People are going to die from this drug.  It will get on to the street, there is no doubt.  It will be mixed with other drugs and people will overdose and die. They probably won't even make it to the ER.

Tuesday, March 04, 2014

sexy it ain't

There have been articles written about this subject: the portrayal of nurses as sex objects.  Who hasn't seen the sexy nurse outfits or heard about porno films about nurses?  Its bizarre because nursing is as far from sexy as you can get.

Why does this stuff go on? There are theories that men feel vulnerable and powerless when they are being cared for by nurses, so they sexualize them.  There's the old nurses give bed baths and you know what that can lead to....(wink wink).  The fact is nurses see naked bodies every day.  Its part of the job.  Its part of the job to see your junk sometimes. Sometimes we even have to touch your junk.  Believe me, we don't want to.

Seeing people naked becomes routine. One of the first things I'm going to do in the ER is to tell you to take your clothes off or take them off for you.  Ho hum.  Ninety nine percent of the bodies we see aren't all that much to look at.   Most of the time they are wrinkled and old or fat.  Its not that exciting. I can't remember the last time I had a guy whose body was anything to look at.  Healthy men in good shape don't tend to come to the ER or into the hospital.

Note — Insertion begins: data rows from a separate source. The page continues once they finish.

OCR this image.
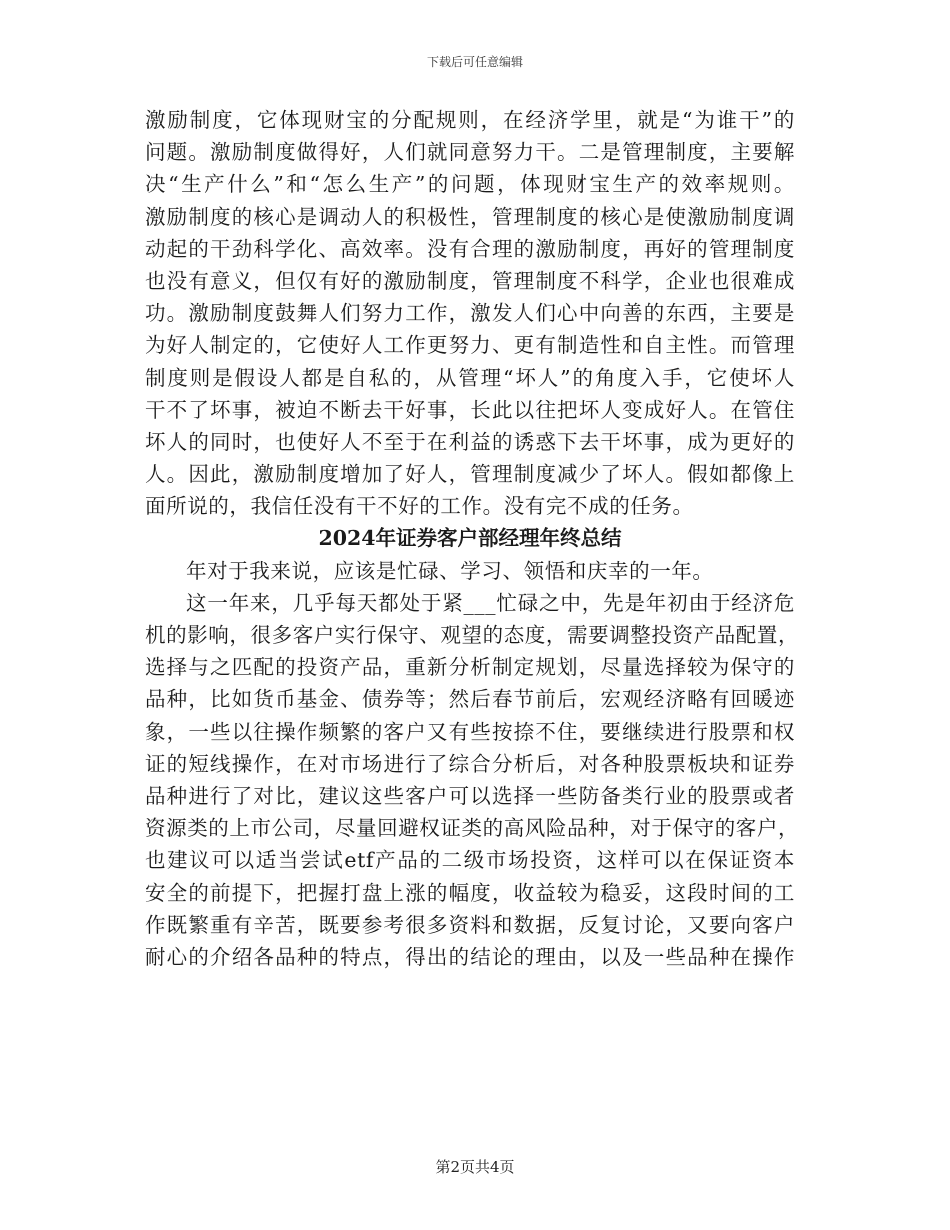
下载后可任意编辑
激励制度，它体现财宝的分配规则，在经济学里，就是“为谁干”的
问题。激励制度做得好，人们就同意努力干。二是管理制度，主要解
决“生产什么”和“怎么生产”的问题，体现财宝生产的效率规则。
激励制度的核心是调动人的积极性，管理制度的核心是使激励制度调
动起的干劲科学化、高效率。没有合理的激励制度，再好的管理制度
也没有意义，但仅有好的激励制度，管理制度不科学，企业也很难成
功。激励制度鼓舞人们努力工作，激发人们心中向善的东西，主要是
为好人制定的，它使好人工作更努力、更有制造性和自主性。而管理
制度则是假设人都是自私的，从管理“坏人”的角度入手，它使坏人
干不了坏事，被迫不断去干好事，长此以往把坏人变成好人。在管住
坏人的同时，也使好人不至于在利益的诱惑下去干坏事，成为更好的
人。因此，激励制度增加了好人，管理制度减少了坏人。假如都像上
面所说的，我信任没有干不好的工作。没有完不成的任务。
2024年证券客户部经理年终总结
年对于我来说，应该是忙碌、学习、领悟和庆幸的一年。
这一年来，几乎每天都处于紧___忙碌之中，先是年初由于经济危
机的影响，很多客户实行保守、观望的态度，需要调整投资产品配置，
选择与之匹配的投资产品，重新分析制定规划，尽量选择较为保守的
品种，比如货币基金、债券等；然后春节前后，宏观经济略有回暖迹
象，一些以往操作频繁的客户又有些按捺不住，要继续进行股票和权
证的短线操作，在对市场进行了综合分析后，对各种股票板块和证券
品种进行了对比，建议这些客户可以选择一些防备类行业的股票或者
资源类的上市公司，尽量回避权证类的高风险品种，对于保守的客户，
也建议可以适当尝试etf产品的二级市场投资，这样可以在保证资本
安全的前提下，把握打盘上涨的幅度，收益较为稳妥，这段时间的工
作既繁重有辛苦，既要参考很多资料和数据，反复讨论，又要向客户
耐心的介绍各品种的特点，得出的结论的理由，以及一些品种在操作
第2页共4页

As far as the whole sexy persona of nurses, consider this: the average age of nurses nationwide is about 46.
Middle aged. Nurses are tired, stressed out.  The job becomes more and more challenging in many ways every day.  Its overwhelming what we are expected to know and do.  Most of us are just trying to make it through a shift.

Sex is the last thing on our minds.  Get real.

The above picture is from the blog impacted nurse.   There is an interesting article there about this subject.

Monday, March 03, 2014

monday in triage

Some things we could use in triage on a Monday......







Saturday, March 01, 2014

man candy saturday


As the winter from hell continues...all there is to look forward to is man candy saturday.